To be honest it’s not much of a shock. The Foos romped many of Strictly’s 2011 awards, including our “If you could pick one headliner for 2012” award, and one thing is for certain: people love Dave Grohl and they love the Foo Fighters.
Still for all there continued popularity, one question rarely gets asked: do the Foo Fighters actually matter?
Seriously, it might seem strange to question the Foos’ relevancy, but when all has been said and done just how will this band be remembered, and what exactly will they mean?
Explaining the Foos to an outsider is tricky; they’re a long running band, who’ve never released a bad album, but who don’t have an all time classic in their locker either, despite consistently releasing above average records.
They took Nirvana’s quiet-loud dynamics, gave them a slick, lovable pop make over, but never truly innovated in their own right. The Foos are one of the few great bands who’ve yet to inspire generations of followers. Largely because, the Foos play great hard edged, but ultimately middle of the road, American Rock. During a brilliant 18-year career they have never produced a game changing release. The kind of record that changes the scenery of the music industry seemingly overnight, that forces everyone else to react, and that goes down in history instantly.
Instead, the world’s most beloved band have always been the elder statesmen (practically from their inception) who continuously deliver massive hit singles that express angst, joy, and humour (sometimes all at once). Outside of the still understated stadium anthem “Everlong” and its epic drum fill, they rarely touch hearts. Instead they prefer to unify sold out crowds. The Foos created some hilarious videos along the way, becoming one of the late great MTV era bands, but they never created an artistic statement on a par with Radiohead’s still debated “Just”.

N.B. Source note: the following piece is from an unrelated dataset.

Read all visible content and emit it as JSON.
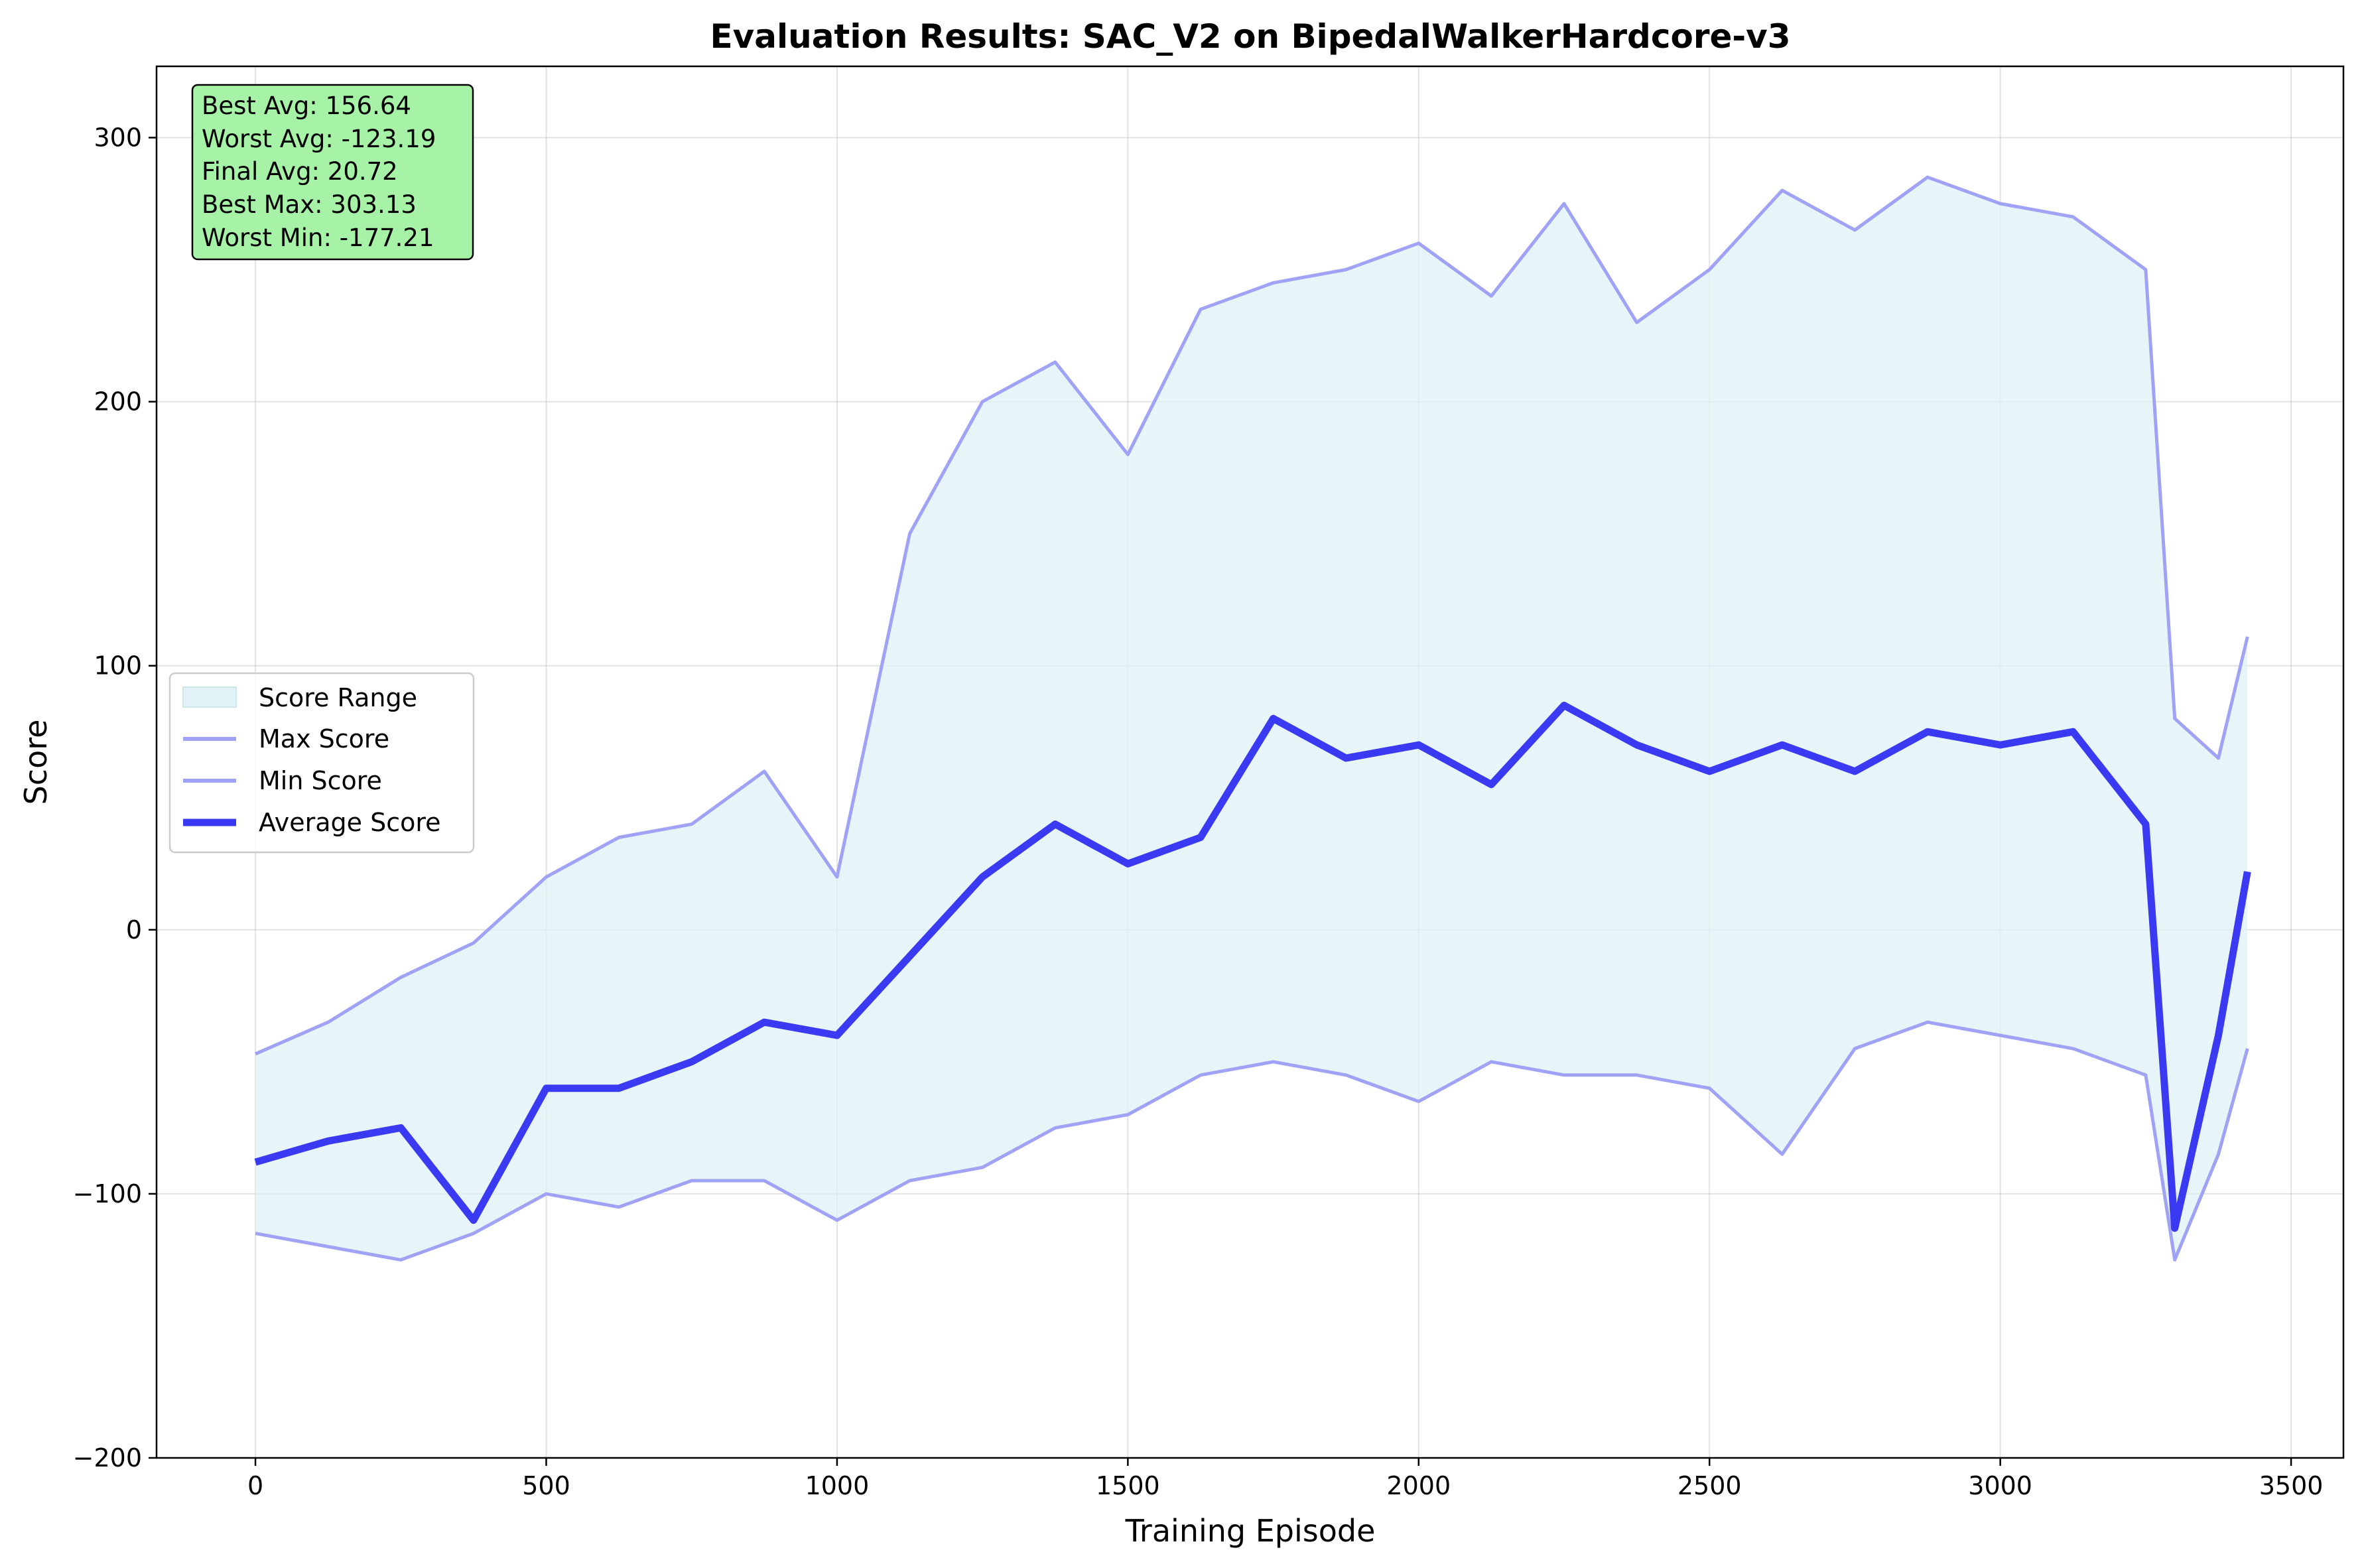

In truth they’ve always been the ultimate party band. They send everyone home happy. They rarely risk alienating anyone, and they continually produce hit singles and hit albums. There have been no mental breakdowns, no crazy moments of delusion genius, and looking back on their career, it’s hard to imagine what stories the band have to tell in their old age and what The Foos defining moments actually are. What exactly will they’re mythos be based upon? Nicesness?
So the question is raised again. Do the Foo Fighters really matter? The biggest, most popular, most universal loved band in the world, whose most enduring attribute appears to be their inherent consistency, rather than their brilliance.